昨日書いた湊谷夢吉さんの『ブリキの蚕』を装丁された伊藤重夫さんのマンガ『踊るミシン』(北冬書房刊)です。
大学生の頃読んで、大傑作だと思い、それ以来ずっと側にある漫画です。


「10数年前、マンガを描いている友人が『僕らは、一周おくれのトップランナーだ。』と言った。この言葉が好きだ。二周おくれでも、三周おくれでも同じトラックを走り続けられるのはうれしかった。一番前を走っていたのはつげ義春つげ忠男林静一佐々木マキだ。安部慎一鈴木翁二が走り出したのを見て、僕も観客でいられなくなった。…10年後の今、僕はここにいるけれど、競技はおこなわれているんだろうか?」


伊藤さんによる『踊るミシン』のあとがきの一文です。
映画の仕事をしていて、よくこの言葉を思い出します。
そして、『踊るミシン』や『チョコレートスフィンクス考』を机の上から取り上げて、読み返したりします。

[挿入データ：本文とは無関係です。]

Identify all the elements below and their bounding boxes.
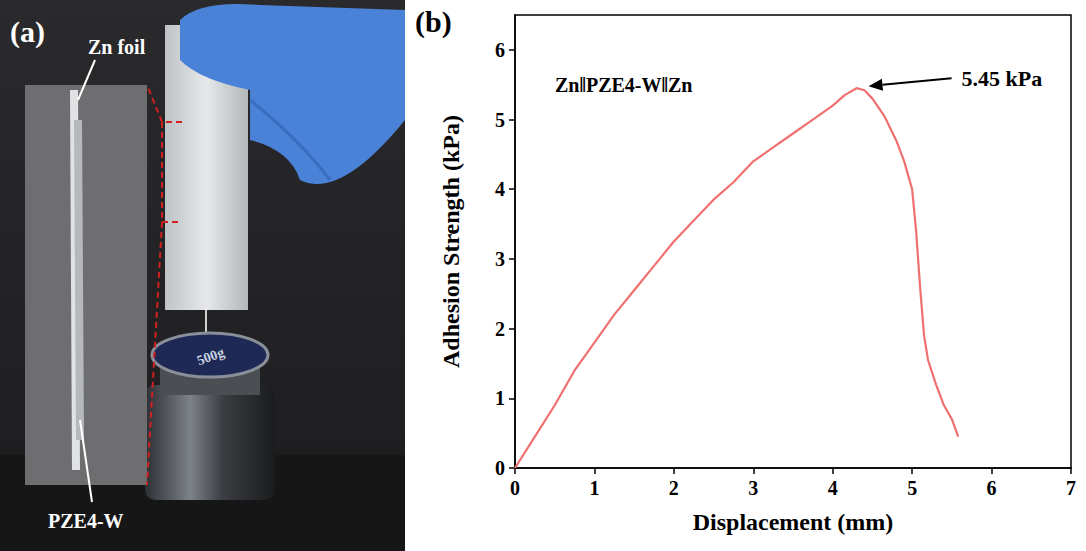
svg-text:(a): (a): [10, 15, 45, 49]
svg-text:5.45 kPa: 5.45 kPa: [962, 66, 1043, 91]
svg-text:4: 4: [828, 477, 838, 499]
svg-text:1: 1: [589, 477, 599, 499]
svg-text:2: 2: [669, 477, 679, 499]
svg-text:5: 5: [495, 109, 505, 131]
svg-text:500g: 500g: [195, 345, 226, 369]
svg-text:Displacement (mm): Displacement (mm): [693, 509, 894, 535]
svg-text:Adhesion Strength (kPa): Adhesion Strength (kPa): [438, 115, 464, 368]
svg-text:5: 5: [907, 477, 917, 499]
svg-text:1: 1: [495, 387, 505, 409]
svg-text:(b): (b): [415, 5, 452, 39]
svg-text:4: 4: [495, 178, 505, 200]
svg-text:Zn‖PZE4-W‖Zn: Zn‖PZE4-W‖Zn: [555, 74, 692, 96]
svg-text:PZE4-W: PZE4-W: [48, 510, 124, 532]
svg-text:6: 6: [987, 477, 997, 499]
svg-text:6: 6: [495, 39, 505, 61]
svg-text:7: 7: [1066, 477, 1076, 499]
svg-text:0: 0: [510, 477, 520, 499]
svg-text:0: 0: [495, 457, 505, 479]
svg-text:3: 3: [748, 477, 758, 499]
svg-text:Zn foil: Zn foil: [88, 36, 146, 58]
svg-text:2: 2: [495, 318, 505, 340]
svg-text:3: 3: [495, 248, 505, 270]
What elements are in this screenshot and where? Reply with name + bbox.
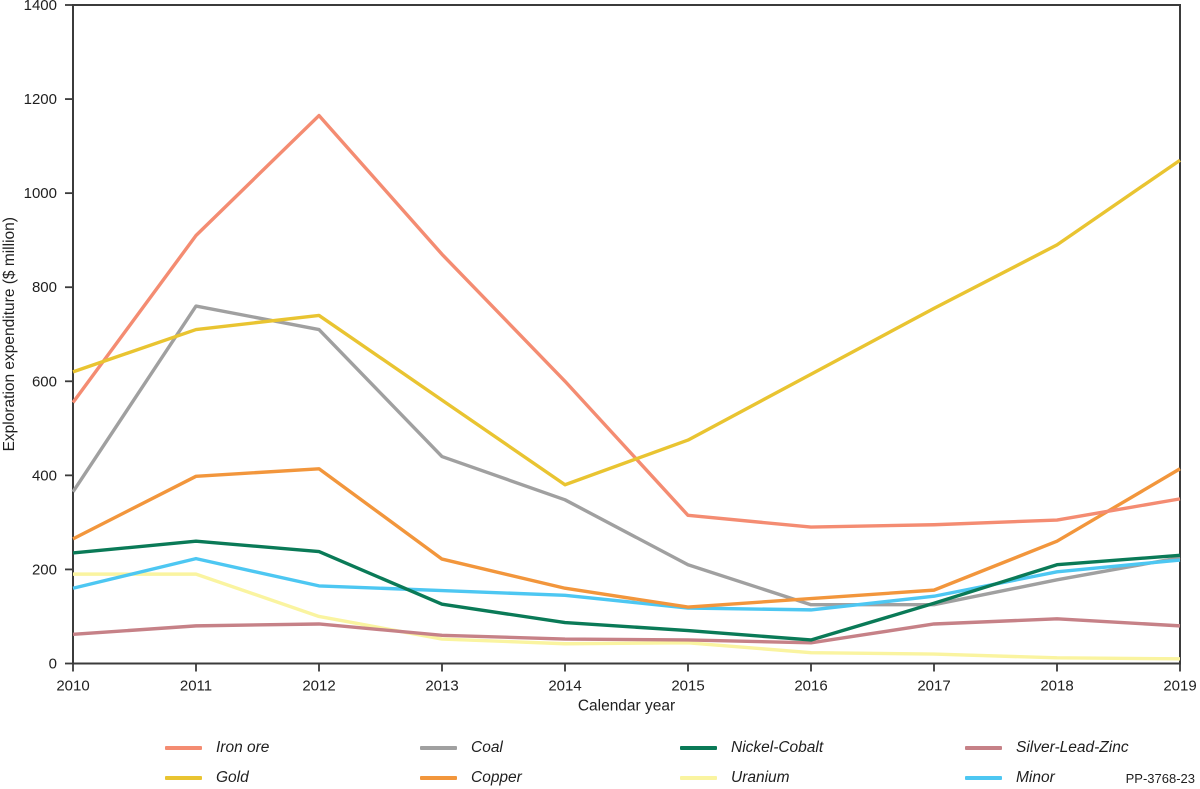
series-line-uranium (73, 572, 1181, 661)
x-tick-label: 2019 (1163, 678, 1196, 695)
series-line-silver-lead-zinc (72, 617, 1181, 645)
series-line-copper (72, 467, 1181, 609)
y-axis-title: Exploration expenditure ($ million) (1, 217, 18, 451)
legend-label: Coal (471, 739, 503, 756)
y-tick-label: 1200 (24, 91, 57, 108)
x-tick-label: 2016 (794, 678, 827, 695)
iron-ore-line-swatch (165, 746, 202, 750)
legend-label: Silver-Lead-Zinc (1016, 739, 1129, 756)
series-line-nickel-cobalt (72, 539, 1181, 642)
x-tick-label: 2014 (548, 678, 581, 695)
x-tick-label: 2017 (917, 678, 950, 695)
legend-label: Gold (216, 769, 249, 786)
x-tick-label: 2010 (56, 678, 89, 695)
exploration-expenditure-line-chart: 0 200 400 600 800 1000 1200 1400 2010 2011 2012 201… (1, 0, 1197, 715)
minor-line-swatch (965, 776, 1002, 780)
legend-label: Minor (1016, 769, 1055, 786)
series-line-iron-ore (71, 113, 1181, 529)
uranium-line-swatch (680, 776, 717, 780)
series-line-gold (72, 158, 1181, 487)
copper-line-swatch (420, 776, 457, 780)
figure-code: PP-3768-23 (1125, 771, 1195, 786)
y-tick-label: 600 (32, 373, 57, 390)
y-tick-label: 1000 (24, 185, 57, 202)
plot-border (72, 4, 1181, 665)
legend-item-minor: Minor (965, 767, 1055, 789)
legend-label: Nickel-Cobalt (731, 739, 824, 756)
legend-item-coal: Coal (420, 737, 503, 759)
gold-line-swatch (165, 776, 202, 780)
legend-item-iron-ore: Iron ore (165, 737, 269, 759)
y-tick-label: 1400 (24, 0, 57, 14)
series-line-minor (72, 556, 1181, 612)
x-tick-label: 2011 (180, 678, 212, 695)
nickel-cobalt-line-swatch (680, 746, 717, 750)
legend-item-uranium: Uranium (680, 767, 790, 789)
x-tick-label: 2012 (302, 678, 335, 695)
x-tick-label: 2015 (671, 678, 704, 695)
legend-item-copper: Copper (420, 767, 522, 789)
legend-item-silver-lead-zinc: Silver-Lead-Zinc (965, 737, 1129, 759)
x-axis-title: Calendar year (578, 698, 675, 715)
silver-lead-zinc-line-swatch (965, 746, 1002, 750)
x-tick-label: 2018 (1040, 678, 1073, 695)
legend-item-nickel-cobalt: Nickel-Cobalt (680, 737, 823, 759)
legend-label: Uranium (731, 769, 790, 786)
y-tick-label: 0 (49, 656, 57, 673)
y-tick-label: 800 (32, 279, 57, 296)
series-line-coal (71, 304, 1181, 607)
y-tick-label: 200 (32, 561, 57, 578)
legend-item-gold: Gold (165, 767, 249, 789)
legend-label: Copper (471, 769, 522, 786)
x-tick-label: 2013 (425, 678, 458, 695)
coal-line-swatch (420, 746, 457, 750)
legend-label: Iron ore (216, 739, 270, 756)
y-tick-label: 400 (32, 467, 57, 484)
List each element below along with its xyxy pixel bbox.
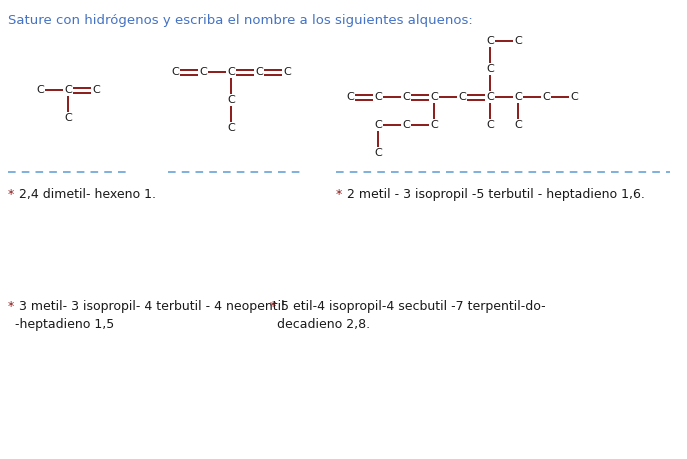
- Text: C: C: [374, 148, 382, 158]
- Text: C: C: [64, 113, 72, 123]
- Text: C: C: [486, 120, 494, 130]
- Text: C: C: [171, 67, 179, 77]
- Text: C: C: [374, 120, 382, 130]
- Text: C: C: [486, 64, 494, 74]
- Text: C: C: [402, 120, 410, 130]
- Text: 3 metil- 3 isopropil- 4 terbutil - 4 neopentil
-heptadieno 1,5: 3 metil- 3 isopropil- 4 terbutil - 4 neo…: [15, 300, 284, 331]
- Text: *: *: [8, 300, 14, 313]
- Text: C: C: [374, 92, 382, 102]
- Text: C: C: [36, 85, 44, 95]
- Text: *: *: [336, 188, 342, 201]
- Text: C: C: [514, 36, 522, 46]
- Text: C: C: [542, 92, 550, 102]
- Text: C: C: [430, 120, 438, 130]
- Text: 5 etil-4 isopropil-4 secbutil -7 terpentil-do-
decadieno 2,8.: 5 etil-4 isopropil-4 secbutil -7 terpent…: [277, 300, 545, 331]
- Text: C: C: [92, 85, 100, 95]
- Text: Sature con hidrógenos y escriba el nombre a los siguientes alquenos:: Sature con hidrógenos y escriba el nombr…: [8, 14, 473, 27]
- Text: C: C: [227, 95, 235, 105]
- Text: C: C: [486, 92, 494, 102]
- Text: C: C: [346, 92, 354, 102]
- Text: C: C: [255, 67, 263, 77]
- Text: C: C: [514, 120, 522, 130]
- Text: C: C: [486, 36, 494, 46]
- Text: 2,4 dimetil- hexeno 1.: 2,4 dimetil- hexeno 1.: [15, 188, 156, 201]
- Text: C: C: [458, 92, 466, 102]
- Text: C: C: [402, 92, 410, 102]
- Text: C: C: [570, 92, 578, 102]
- Text: C: C: [227, 67, 235, 77]
- Text: C: C: [283, 67, 291, 77]
- Text: *: *: [8, 188, 14, 201]
- Text: *: *: [270, 300, 276, 313]
- Text: C: C: [64, 85, 72, 95]
- Text: 2 metil - 3 isopropil -5 terbutil - heptadieno 1,6.: 2 metil - 3 isopropil -5 terbutil - hept…: [343, 188, 645, 201]
- Text: C: C: [430, 92, 438, 102]
- Text: C: C: [514, 92, 522, 102]
- Text: C: C: [199, 67, 207, 77]
- Text: C: C: [227, 123, 235, 133]
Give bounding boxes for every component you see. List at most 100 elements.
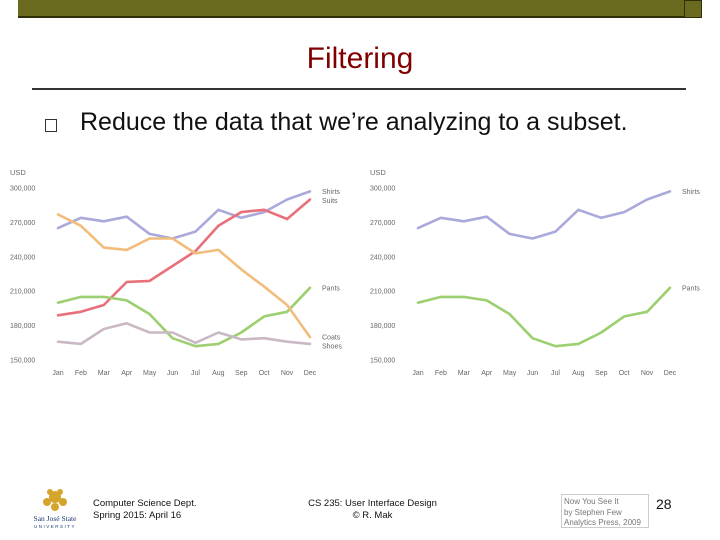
x-tick-label: Feb: [75, 370, 87, 377]
data-point-suits: [148, 280, 151, 282]
data-point-suits: [194, 250, 197, 252]
y-tick-label: 210,000: [10, 289, 35, 296]
data-point-suits: [171, 265, 174, 267]
data-point-shirts: [669, 190, 671, 193]
data-point-shoes: [171, 331, 174, 334]
x-tick-label: Sep: [235, 370, 248, 377]
y-tick-label: 270,000: [370, 220, 395, 227]
footer-dept-line1: Computer Science Dept.: [93, 498, 197, 509]
data-point-coats: [309, 336, 311, 338]
data-point-suits: [57, 314, 59, 317]
data-point-pants: [646, 310, 648, 313]
data-point-pants: [508, 313, 511, 315]
data-point-coats: [171, 237, 174, 240]
sjsu-logo-icon: San José State UNIVERSITY: [34, 489, 78, 529]
chart-background: [8, 160, 353, 390]
book-credit: Now You See It by Stephen Few Analytics …: [561, 494, 649, 528]
data-point-shoes: [102, 328, 105, 330]
data-point-shirts: [102, 220, 105, 223]
y-axis-label: USD: [10, 168, 26, 177]
data-point-pants: [57, 301, 59, 304]
data-point-shirts: [554, 230, 557, 233]
data-point-shoes: [240, 338, 243, 341]
data-point-suits: [217, 224, 220, 227]
x-tick-label: Feb: [435, 370, 447, 377]
x-tick-label: Dec: [664, 370, 677, 377]
x-tick-label: Aug: [572, 370, 585, 377]
series-label-shirts: Shirts: [682, 189, 700, 196]
data-point-pants: [263, 315, 266, 318]
data-point-pants: [577, 343, 580, 345]
series-line-shirts: [416, 190, 672, 240]
credit-line3: Analytics Press, 2009: [564, 518, 641, 527]
y-axis-label: USD: [370, 168, 386, 177]
data-point-pants: [80, 296, 82, 298]
x-tick-label: Jan: [52, 370, 63, 377]
data-point-shirts: [194, 230, 197, 233]
data-point-coats: [286, 304, 288, 306]
data-point-shirts: [600, 216, 603, 219]
logo-text-name: San José State: [34, 514, 78, 523]
data-point-pants: [194, 345, 197, 348]
y-tick-label: 240,000: [370, 254, 395, 261]
data-point-coats: [80, 224, 82, 227]
data-point-shirts: [417, 227, 419, 229]
data-point-pants: [531, 337, 534, 340]
y-tick-label: 300,000: [370, 186, 395, 193]
data-point-shoes: [309, 343, 311, 345]
data-point-pants: [286, 310, 288, 313]
data-point-shirts: [125, 215, 128, 218]
data-point-shoes: [80, 343, 82, 345]
data-point-suits: [80, 310, 82, 313]
data-point-pants: [148, 313, 151, 315]
data-point-shirts: [577, 208, 580, 211]
data-point-coats: [148, 237, 151, 240]
data-point-shoes: [148, 331, 151, 334]
data-point-shirts: [309, 190, 311, 193]
data-point-coats: [263, 285, 266, 288]
data-point-coats: [217, 249, 220, 251]
series-label-shoes: Shoes: [322, 344, 342, 351]
x-tick-label: Oct: [619, 370, 630, 377]
series-line-coats: [56, 213, 312, 339]
footer-dept-line2: Spring 2015: April 16: [93, 510, 182, 521]
data-point-shirts: [217, 208, 220, 211]
data-point-pants: [485, 299, 488, 302]
series-label-pants: Pants: [322, 285, 340, 292]
x-tick-label: Jul: [191, 370, 200, 377]
data-point-pants: [240, 331, 243, 334]
top-banner: [18, 0, 702, 18]
data-point-pants: [554, 345, 557, 348]
x-tick-label: Mar: [98, 370, 111, 377]
x-tick-label: Oct: [259, 370, 270, 377]
data-point-pants: [217, 343, 220, 345]
credit-line2: by Stephen Few: [564, 507, 622, 517]
data-point-coats: [240, 268, 243, 271]
series-line-shoes: [56, 322, 312, 346]
data-point-suits: [286, 218, 288, 220]
data-point-shirts: [240, 216, 243, 219]
data-point-suits: [102, 304, 105, 306]
bullet-text: Reduce the data that we’re analyzing to …: [80, 108, 628, 136]
data-point-shirts: [485, 215, 488, 218]
y-tick-label: 240,000: [10, 254, 35, 261]
footer-course-line1: CS 235: User Interface Design: [308, 498, 437, 509]
series-line-pants: [416, 286, 672, 348]
x-tick-label: Apr: [121, 370, 133, 377]
title-divider: [32, 88, 686, 90]
data-point-shirts: [286, 198, 288, 201]
data-point-shoes: [217, 331, 220, 334]
logo-text-univ: UNIVERSITY: [34, 524, 76, 529]
data-point-shirts: [462, 220, 465, 223]
x-tick-label: Nov: [281, 370, 294, 377]
y-tick-label: 180,000: [370, 323, 395, 330]
data-point-coats: [125, 249, 128, 251]
y-tick-label: 270,000: [10, 220, 35, 227]
y-tick-label: 150,000: [370, 358, 395, 365]
x-tick-label: Aug: [212, 370, 225, 377]
data-point-shirts: [646, 198, 648, 201]
footer-dept: Computer Science Dept. Spring 2015: Apri…: [93, 498, 197, 522]
data-point-suits: [309, 198, 311, 201]
data-point-shirts: [263, 211, 266, 213]
x-tick-label: Jun: [527, 370, 538, 377]
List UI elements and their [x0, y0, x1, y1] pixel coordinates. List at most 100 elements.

すると、初めて読んだときの微熱のような気持ちが、すぐに甦ってくるのです。
高野さんと話をしていたら、つげ義春さんの漫画は今でも若い人たちによく読まれているのだろうです。どんな感想を持ったのか聞いてみたい気もします。安部慎一さんの『美代子阿佐ヶ谷気分』は、最近映画にもなりました。つげ忠男さんは偏愛する漫画家のひとりですが、ご病気だと聞いていたのですが、だいぶよくなられたそうです。佐々木さんの漫画を集めた『うみべのまち 佐々木マキのマンガ1967-81』が昨年太田出版から出ました。
伊藤さんの「踊るミシン』は、古本屋さん以外ではなかなか手に入りづらいかもしれません。
でも、忘れる事ができない漫画なので、なんどもネットの情報の海の中にタイトルを書き残しておきたいと思うのです。